Maps help us navigate along highways and dusty back roads, through rugged jungles, across teeming oceans and even explore the moon, Mars and those pinpoints of light beyond our solar system
Now comes a new method that charts the landscape of science.
It's called Places and Spaces: Mapping Science, a public exhibit traveling the United States and one of its chief pilots is Katy Boerner, associate professor of information science at the Indiana University School of Library and Information Science and adjunct associate professor at the IU School of Informatics.
Its next stop is the Science, Industry and Business Library of the New York Public Library in midtown Manhattan, opening 3 April 2006 and running through 31 August 2006.
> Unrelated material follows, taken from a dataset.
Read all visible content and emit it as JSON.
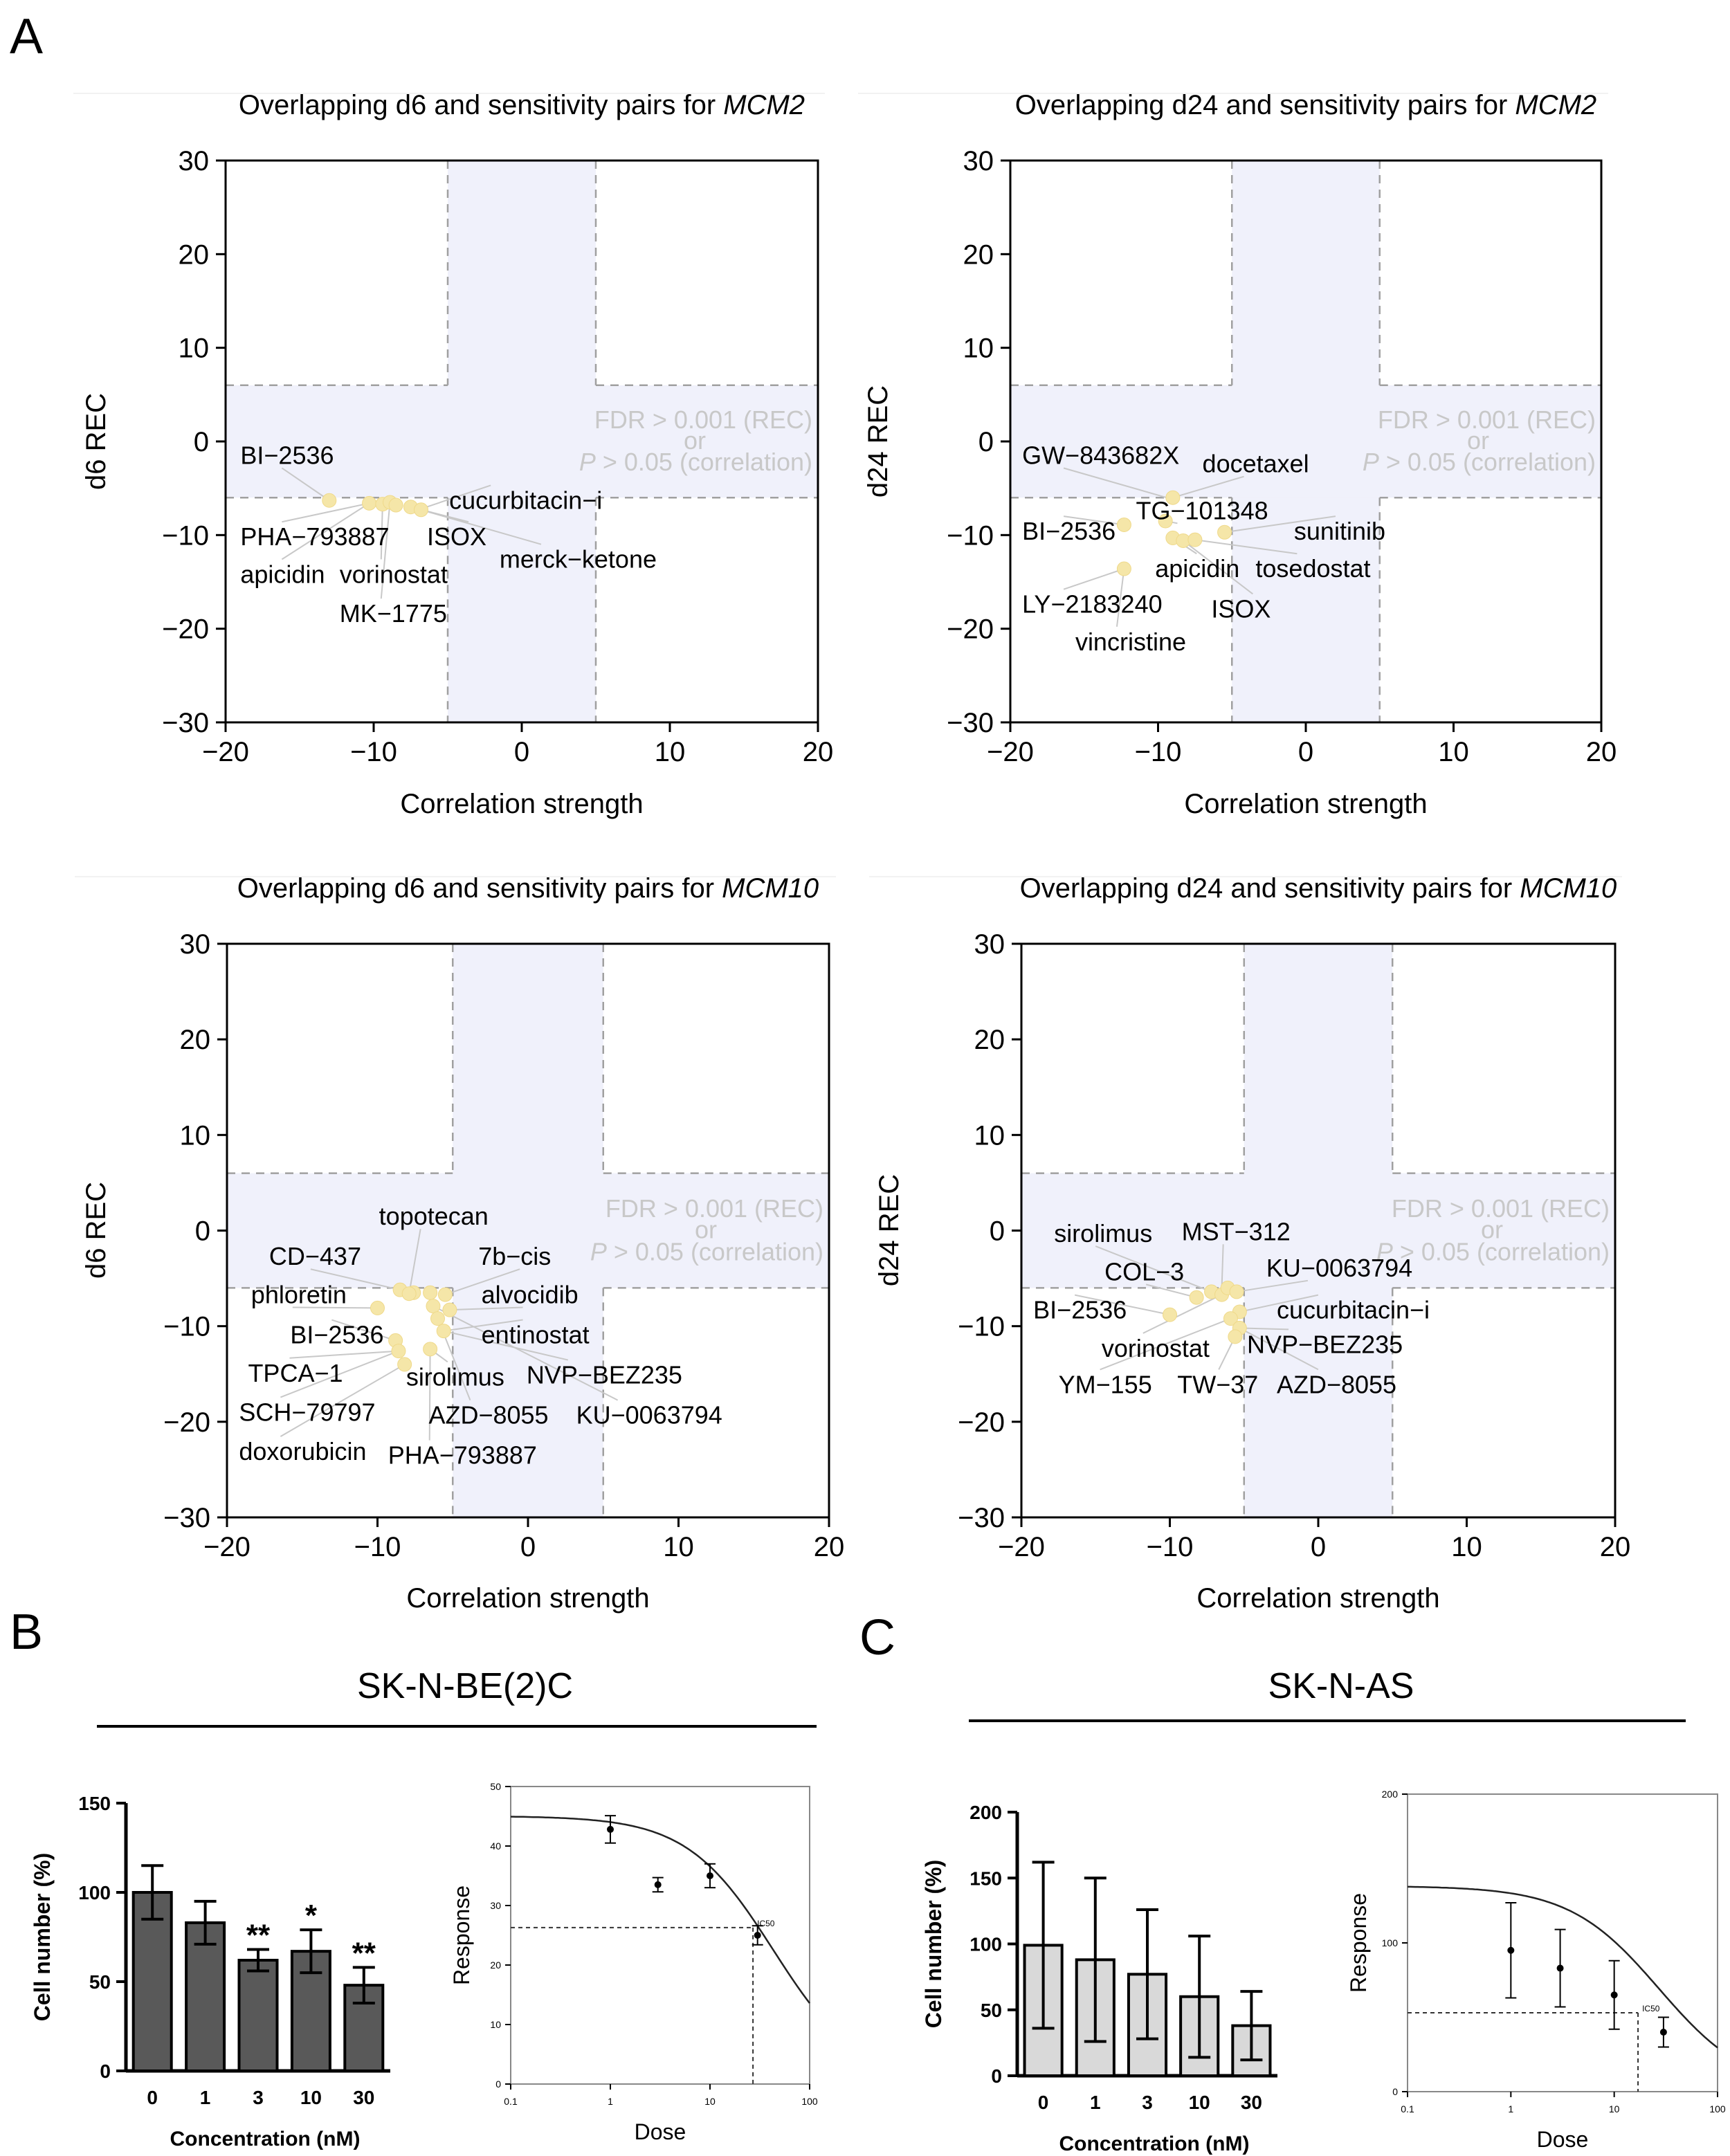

"This unique exhibition uses innovative mapping techniques to visually show what and where science is today, and how the different branches of science relate to one another," says Boener.
"An initial theme of this exhibit is to compare and contrast the first maps of our entire planet with the first maps of all of science as we know it," says Boerner.
"The second iteration contrasts four existing reference systems with six potential reference systems and aims to inspire discussion about a common reference system for all of mankind's scientific knowledge." Mapping Science also gives viewers a chance to see where science disciplines are heading, where cutting-edge science is erupting and how it all relates back to the physical centers of research.
The exhibit is the first public display of high-resolution maps of science.
"As maps of the world help us to navigate physical places, maps of semantic and spaces help navigate and manage topics in science," Boerner notes.
Boerner shares the role of curator of the Mapping Science exhibit with Deborah MacPherson of Accuracy and Aesthetics, an organization that promotes the advancement of education, cultural heritage and science.
Together, they headed a team of information technology experts, scientists, designers and artists from various disciplines who in some cases redesigned and in most cases created these maps for the exhibit.
Other IU scientists - all of whom work in Boerner's InfoVis Lab at Bloomington - were involved in developing the exhibit.
Bruce Herr (SLIS software developer), John Burgoon (SLIS doctoral student), Todd Holloway (computer science doctoral student), and Elisha Hardy (SLIS undergraduate) are among the new map makers.
Peter Hook, a SLIS doctoral student who specializes in educational information visualization techniques, is a member of the Places and Spaces advisory board.
The first iteration of the exhibit was created a year ago for the Mapping Humanity's Knowledge and Expertise in the Digital Domain as part of the 101st Annual Meeting of the Association of American Geographers in Denver, Colo.
The second will be unveiled at the NYPL exhibit; a total of 10 iterations are planned.